Translating from Multiple Modalities into Text (TransModal)
Start date: 01 Sep 2016, End date: 31 Aug 2021 PROJECT  ONGOING 

Recent years have witnessed the development of a wide range of computational methods that process and generate natural language text. Many of these have become familiar to mainstream computer users such as tools that retrieve documents matching a query, perform sentiment analysis, and translate between languages. Systems like Google Translate can instantly translate between any pair of over fifty human languages allowing users to read web content that wouldn't have otherwise been available. The accessibility of the web could be further enhanced with applications that translate within the same language, between different modalities, or different data formats. There are currently no standard tools for simplifying language, e.g., for low-literacy readers or second language learners. The web is rife with non-linguistic data (e.g., databases, images, source code) that cannot be searched since most retrieval tools operate over textual data.
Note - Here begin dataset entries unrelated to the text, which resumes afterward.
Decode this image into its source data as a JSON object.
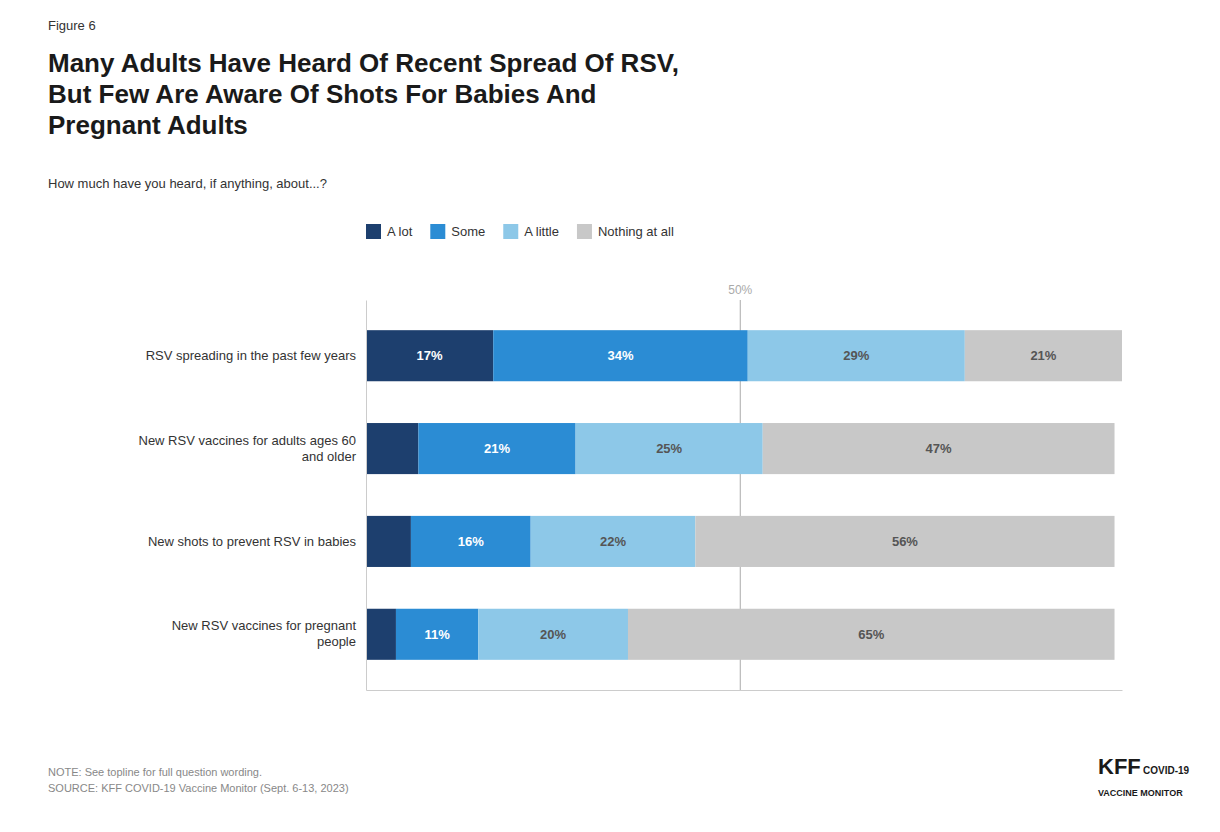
{
  "chart_data": {
    "type": "bar",
    "orientation": "horizontal",
    "stacked": true,
    "data_labels": true,
    "grid": false,
    "legend": "top",
    "tick_labels": "y",
    "title": "Many Adults Have Heard Of Recent Spread Of RSV,\nBut Few Are Aware Of Shots For Babies And\nPregnant Adults",
    "subtitle": "How much have you heard, if anything, about...?",
    "note": "NOTE: See topline for full question wording.\nSOURCE: KFF COVID-19 Vaccine Monitor (Sept. 6-13, 2023)",
    "annotations": [
      {
        "text": "Figure 6"
      },
      {
        "text": "50%",
        "x": 50
      },
      {
        "text": "KFF"
      },
      {
        "text": "COVID-19"
      },
      {
        "text": "VACCINE MONITOR"
      }
    ],
    "categories": [
      "RSV spreading in the past few years",
      "New RSV vaccines for adults ages 60\nand older",
      "New shots to prevent RSV in babies",
      "New RSV vaccines for pregnant\npeople"
    ],
    "series": [
      {
        "name": "A lot",
        "color": "#1d3f6e",
        "values": [
          17,
          7,
          6,
          4
        ],
        "value_labels": [
          "17%",
          null,
          null,
          null
        ]
      },
      {
        "name": "Some",
        "color": "#2b8cd4",
        "values": [
          34,
          21,
          16,
          11
        ],
        "value_labels": [
          "34%",
          "21%",
          "16%",
          "11%"
        ]
      },
      {
        "name": "A little",
        "color": "#8dc8e8",
        "values": [
          29,
          25,
          22,
          20
        ],
        "value_labels": [
          "29%",
          "25%",
          "22%",
          "20%"
        ]
      },
      {
        "name": "Nothing at all",
        "color": "#c8c8c8",
        "values": [
          21,
          47,
          56,
          65
        ],
        "value_labels": [
          "21%",
          "47%",
          "56%",
          "65%"
        ]
      }
    ],
    "xlim": [
      0,
      101
    ]
  }
}
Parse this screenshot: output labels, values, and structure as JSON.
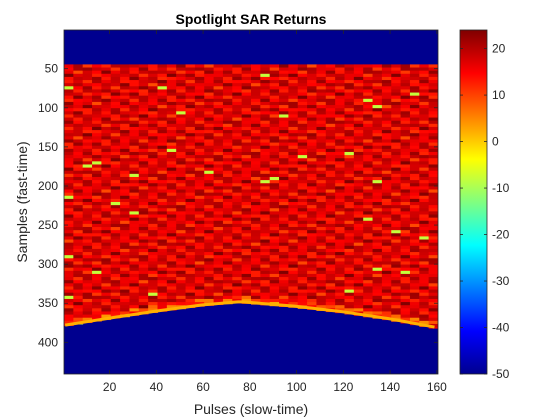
{
  "chart_data": {
    "type": "heatmap",
    "title": "Spotlight SAR Returns",
    "xlabel": "Pulses (slow-time)",
    "ylabel": "Samples (fast-time)",
    "xlim": [
      0.5,
      160.5
    ],
    "ylim": [
      0.5,
      440.5
    ],
    "y_reversed": true,
    "x_ticks": [
      20,
      40,
      60,
      80,
      100,
      120,
      140,
      160
    ],
    "y_ticks": [
      50,
      100,
      150,
      200,
      250,
      300,
      350,
      400
    ],
    "colorbar": {
      "colormap": "jet",
      "clim": [
        -50,
        24
      ],
      "ticks": [
        20,
        10,
        0,
        -10,
        -20,
        -30,
        -40,
        -50
      ]
    },
    "regions": {
      "signal_start_sample": 45,
      "noise_floor_value": -50,
      "signal_range": [
        10,
        24
      ],
      "lower_boundary": {
        "pulse": [
          1,
          20,
          40,
          60,
          76,
          80,
          100,
          120,
          140,
          160
        ],
        "sample": [
          380,
          371,
          362,
          354,
          350,
          351,
          356,
          363,
          372,
          383
        ]
      }
    },
    "grid": false
  }
}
In this project we maintain that in order to render electronic data more accessible to individuals and computers alike, new types of models need to be developed. Our proposal is to provide a unified framework for translating from comparable corpora, i.e., collections consisting of data in the same or different modalities that address the same topic without being direct translations of each other. We will develop general and scalable models that can solve different translation tasks and learn the necessary intermediate representations of the units involved in an unsupervised manner without extensive feature engineering. Thanks to recent advances in deep learning, we will induce representations for different modalities, their interactions, and correspondence to natural language. Beyond addressing a fundamental aspect of the translation problem, the proposed research will lead to novel internet-based applications that simplify and summarize text, produce documentation for source code, and meaningful descriptions for images.